Mississauga, Canada Resilience Full time

A career at Resilience is more than just a job - it’s an opportunity to change the future.

Resilience is a technology-focused biomanufacturing company that’s changing the way medicine is made. We’re building a sustainable network of high-tech, end-to-end manufacturing solutions to better withstand disruptive events, serve scientific discovery, and reach those in need.

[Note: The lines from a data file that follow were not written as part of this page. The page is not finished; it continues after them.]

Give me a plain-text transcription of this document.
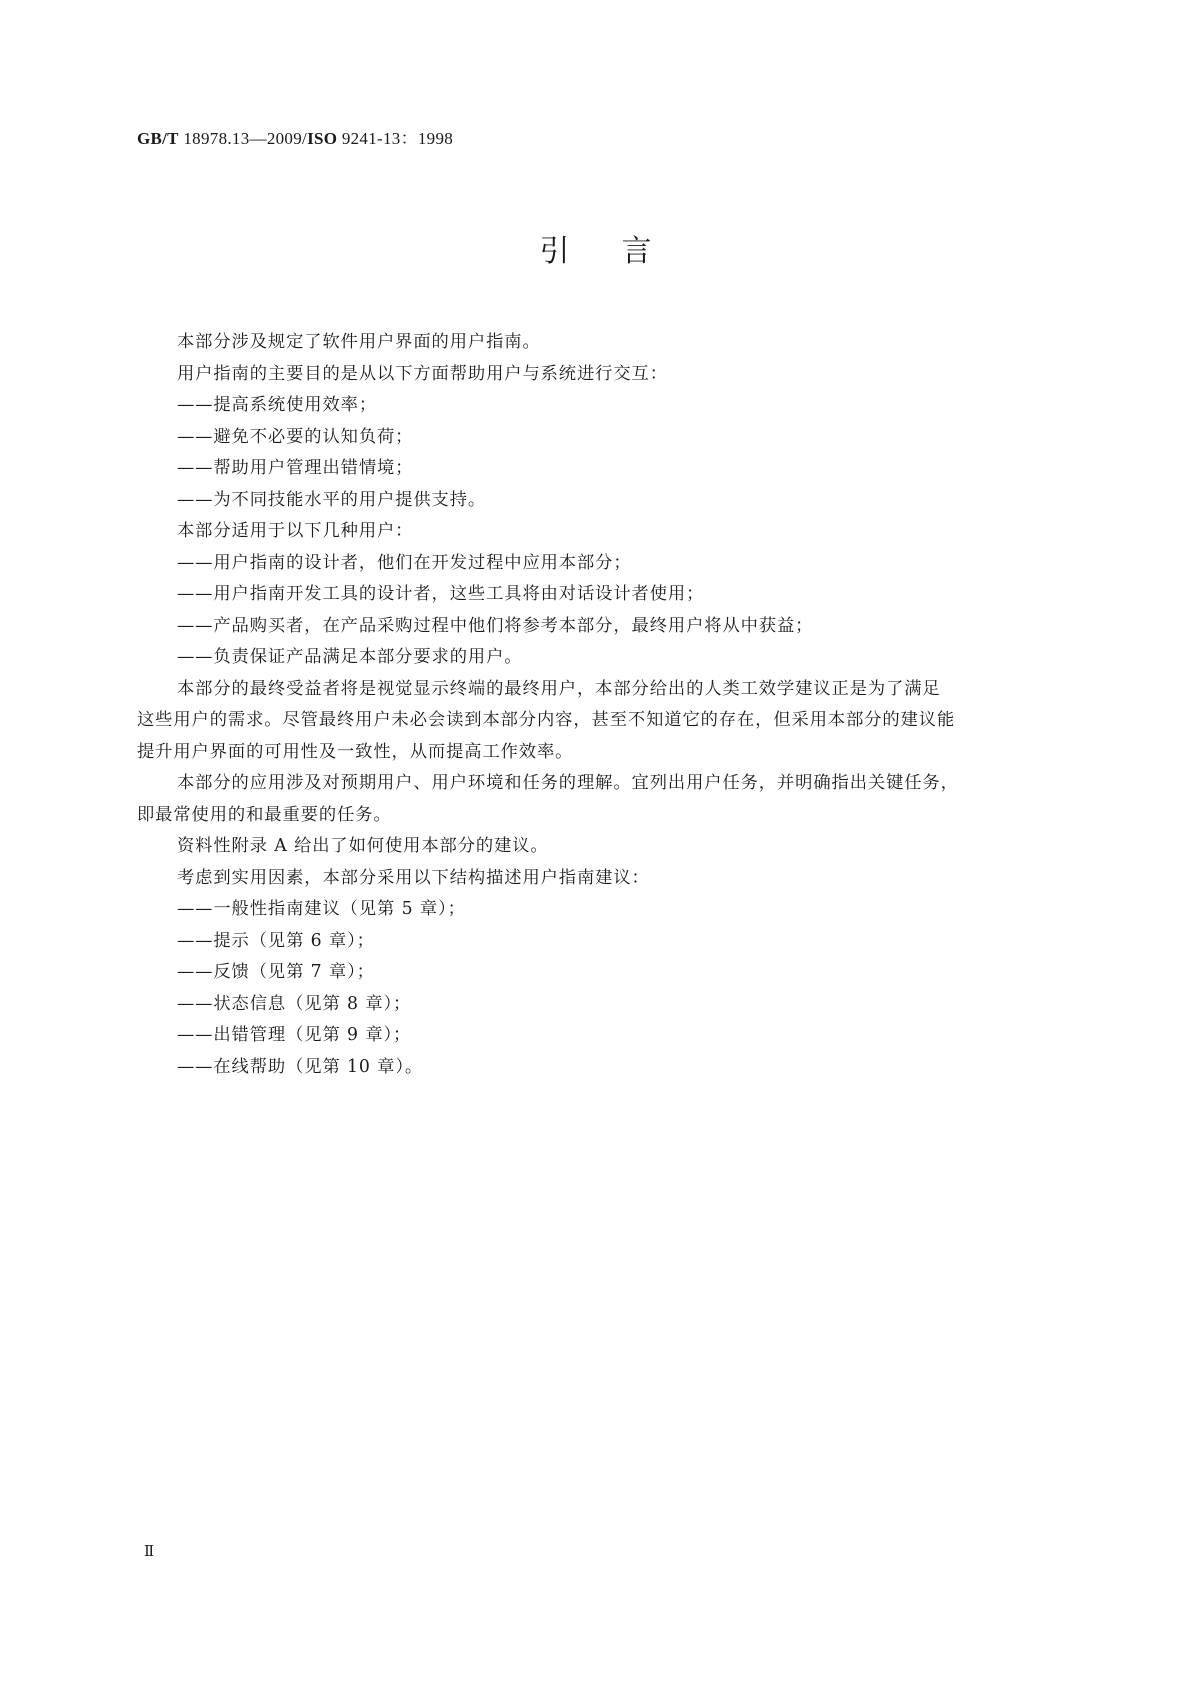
GB/T 18978.13—2009/ISO 9241-13：1998
引言

本部分涉及规定了软件用户界面的用户指南。

用户指南的主要目的是从以下方面帮助用户与系统进行交互：

——提高系统使用效率；

——避免不必要的认知负荷；

——帮助用户管理出错情境；

——为不同技能水平的用户提供支持。

本部分适用于以下几种用户：

——用户指南的设计者，他们在开发过程中应用本部分；

——用户指南开发工具的设计者，这些工具将由对话设计者使用；

——产品购买者，在产品采购过程中他们将参考本部分，最终用户将从中获益；

——负责保证产品满足本部分要求的用户。

本部分的最终受益者将是视觉显示终端的最终用户，本部分给出的人类工效学建议正是为了满足
这些用户的需求。尽管最终用户未必会读到本部分内容，甚至不知道它的存在，但采用本部分的建议能
提升用户界面的可用性及一致性，从而提高工作效率。
本部分的应用涉及对预期用户、用户环境和任务的理解。宜列出用户任务，并明确指出关键任务，
即最常使用的和最重要的任务。

资料性附录 A 给出了如何使用本部分的建议。

考虑到实用因素，本部分采用以下结构描述用户指南建议：

——一般性指南建议（见第 5 章）；

——提示（见第 6 章）；

——反馈（见第 7 章）；

——状态信息（见第 8 章）；

——出错管理（见第 9 章）；

——在线帮助（见第 10 章）。

Ⅱ
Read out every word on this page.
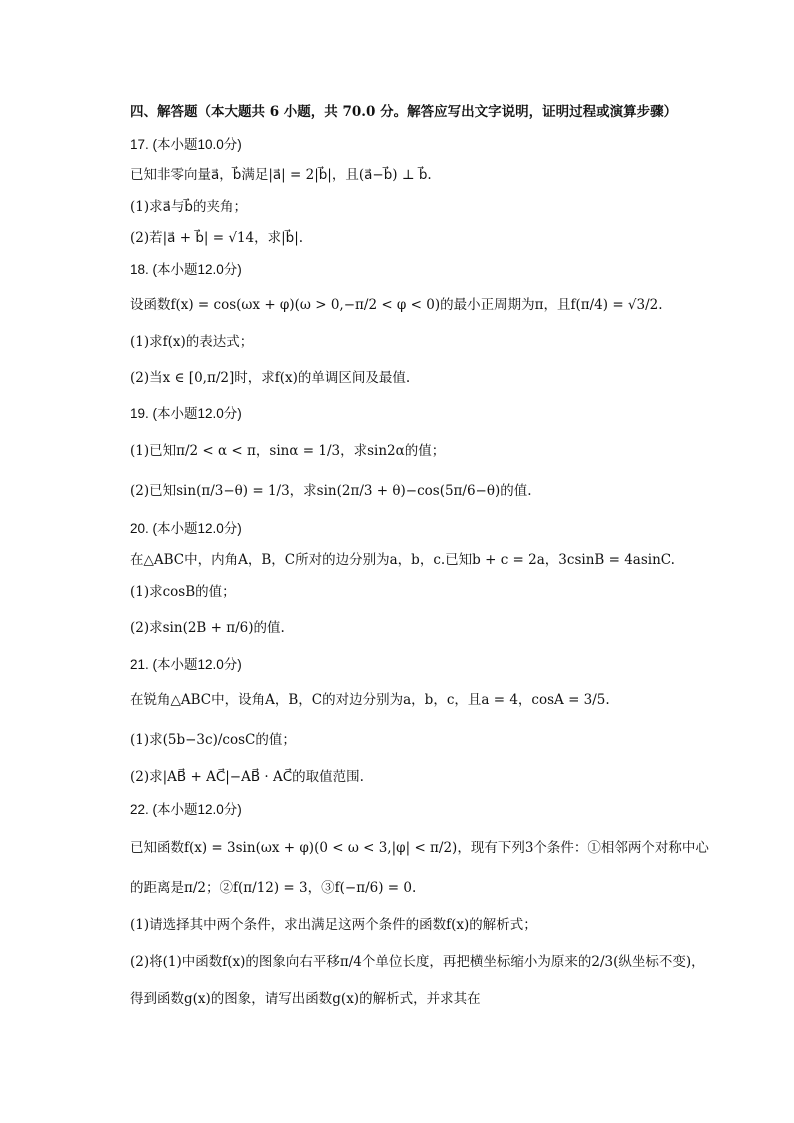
四、解答题（本大题共 6 小题，共 70.0 分。解答应写出文字说明，证明过程或演算步骤）
17. (本小题10.0分)
已知非零向量a⃗，b⃗满足|a⃗| = 2|b⃗|，且(a⃗−b⃗) ⊥ b⃗.
(1)求a⃗与b⃗的夹角；
(2)若|a⃗ + b⃗| = √14，求|b⃗|.
18. (本小题12.0分)
设函数f(x) = cos(ωx + φ)(ω > 0,−π/2 < φ < 0)的最小正周期为π，且f(π/4) = √3/2.
(1)求f(x)的表达式；
(2)当x ∈ [0,π/2]时，求f(x)的单调区间及最值.
19. (本小题12.0分)
(1)已知π/2 < α < π，sinα = 1/3，求sin2α的值；
(2)已知sin(π/3−θ) = 1/3，求sin(2π/3 + θ)−cos(5π/6−θ)的值.
20. (本小题12.0分)
在△ABC中，内角A，B，C所对的边分别为a，b，c.已知b + c = 2a，3csinB = 4asinC.
(1)求cosB的值；
(2)求sin(2B + π/6)的值.
21. (本小题12.0分)
在锐角△ABC中，设角A，B，C的对边分别为a，b，c，且a = 4，cosA = 3/5.
(1)求(5b−3c)/cosC的值；
(2)求|AB⃗ + AC⃗|−AB⃗ · AC⃗的取值范围.
22. (本小题12.0分)
已知函数f(x) = 3sin(ωx + φ)(0 < ω < 3,|φ| < π/2)，现有下列3个条件：①相邻两个对称中心
的距离是π/2；②f(π/12) = 3，③f(−π/6) = 0.
(1)请选择其中两个条件，求出满足这两个条件的函数f(x)的解析式；
(2)将(1)中函数f(x)的图象向右平移π/4个单位长度，再把横坐标缩小为原来的2/3(纵坐标不变)，
得到函数g(x)的图象，请写出函数g(x)的解析式，并求其在
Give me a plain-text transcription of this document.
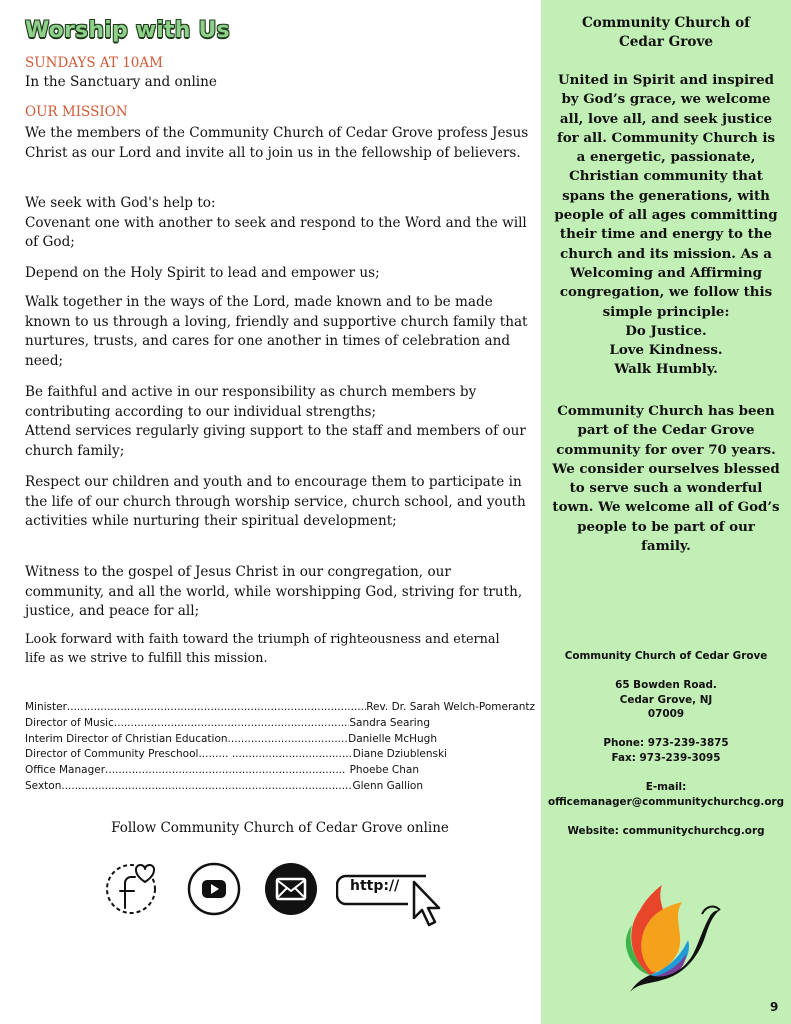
Worship with Us
SUNDAYS AT 10AM
In the Sanctuary and online
OUR MISSION
We the members of the Community Church of Cedar Grove profess Jesus Christ as our Lord and invite all to join us in the fellowship of believers.
We seek with God's help to:
Covenant one with another to seek and respond to the Word and the will of God;
Depend on the Holy Spirit to lead and empower us;
Walk together in the ways of the Lord, made known and to be made known to us through a loving, friendly and supportive church family that nurtures, trusts, and cares for one another in times of celebration and need;
Be faithful and active in our responsibility as church members by contributing according to our individual strengths;
Attend services regularly giving support to the staff and members of our church family;
Respect our children and youth and to encourage them to participate in the life of our church through worship service, church school, and youth activities while nurturing their spiritual development;
Witness to the gospel of Jesus Christ in our congregation, our community, and all the world, while worshipping God, striving for truth, justice, and peace for all;
Look forward with faith toward the triumph of righteousness and eternal life as we strive to fulfill this mission.
Minister .....	Rev. Dr. Sarah Welch-Pomerantz
Director of Music .....	Sandra Searing
Interim Director of Christian Education .....	Danielle McHugh
Director of Community Preschool......... .....	Diane Dziublenski
Office Manager .....	Phoebe Chan
Sexton .....	Glenn Gallion
Follow Community Church of Cedar Grove online
http://
Community Church of
Cedar Grove
United in Spirit and inspired by God’s grace, we welcome all, love all, and seek justice for all. Community Church is a energetic, passionate, Christian community that spans the generations, with people of all ages committing their time and energy to the church and its mission. As a Welcoming and Affirming congregation, we follow this simple principle:
Do Justice.
Love Kindness.
Walk Humbly.
Community Church has been part of the Cedar Grove community for over 70 years. We consider ourselves blessed to serve such a wonderful town. We welcome all of God’s people to be part of our family.
Community Church of Cedar Grove
65 Bowden Road.
Cedar Grove, NJ
07009
Phone: 973-239-3875
Fax: 973-239-3095
E-mail:
officemanager@communitychurchcg.org
Website: communitychurchcg.org
9
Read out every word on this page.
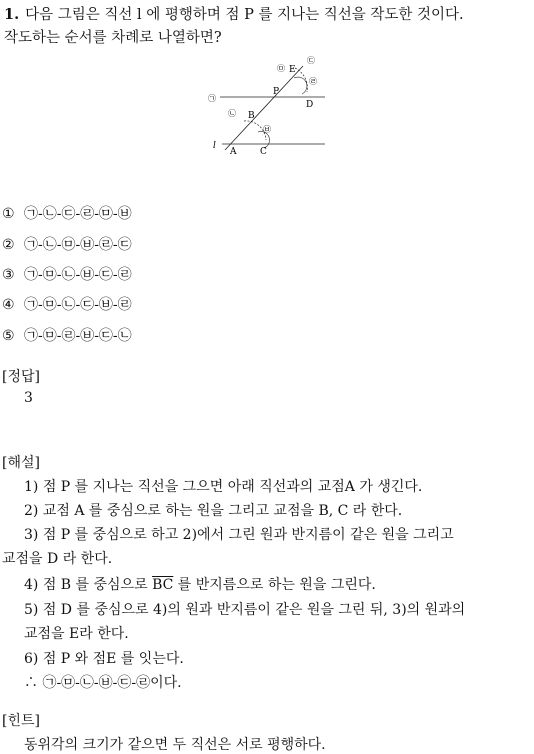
1. 다음 그림은 직선 l 에 평행하며 점 P 를 지나는 직선을 작도한 것이다.
작도하는 순서를 차례로 나열하면?
P
D
E
B
A	C
l
㉠
㉡
㉢
㉣
㉤
㉥
① ㉠-㉡-㉢-㉣-㉤-㉥
② ㉠-㉡-㉤-㉥-㉣-㉢
③ ㉠-㉤-㉡-㉥-㉢-㉣
④ ㉠-㉤-㉡-㉢-㉥-㉣
⑤ ㉠-㉤-㉣-㉥-㉢-㉡
[정답]
3
[해설]
1) 점 P 를 지나는 직선을 그으면 아래 직선과의 교점A 가 생긴다.
2) 교점 A 를 중심으로 하는 원을 그리고 교점을 B, C 라 한다.
3) 점 P 를 중심으로 하고 2)에서 그린 원과 반지름이 같은 원을 그리고
교점을 D 라 한다.
4) 점 B 를 중심으로 $\overline{BC}$ 를 반지름으로 하는 원을 그린다.
5) 점 D 를 중심으로 4)의 원과 반지름이 같은 원을 그린 뒤, 3)의 원과의
교점을 E라 한다.
6) 점 P 와 점E 를 잇는다.
∴ ㉠-㉤-㉡-㉥-㉢-㉣이다.
[힌트]
동위각의 크기가 같으면 두 직선은 서로 평행하다.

For more information, please visit

Position Summary & Responsibilities

This role assists in the quality oversight for suppliers/vendors used to manufacture, package, and test Resilience clinical and commercial products following Resilience policies, standards, procedures, and international cGMPs. The individual will assist with the review and will be responsible for the coordination and processing of supplier deviations and supplier change notifications as well as various other supplier quality activities related to raw materials, consumables, external labs, transportation suppliers, and more used for the manufacture, package, and testing of products manufactured by Resilience on behalf of its clients. The individual will also have responsibilities that include but are not limited to providing quality support to Resilience stakeholders and SMEs, and authoring/revising quality system documents as assigned. The Compliance and Supplier Quality is a key Supplier Quality role and reports to the Sr. Director of Compliance and Supplier Quality. The position can be physically located at any of the Resilience site locations listed and will ensure a close partnership with Site Quality teams in the management and oversight of GMP Suppliers and Service Providers.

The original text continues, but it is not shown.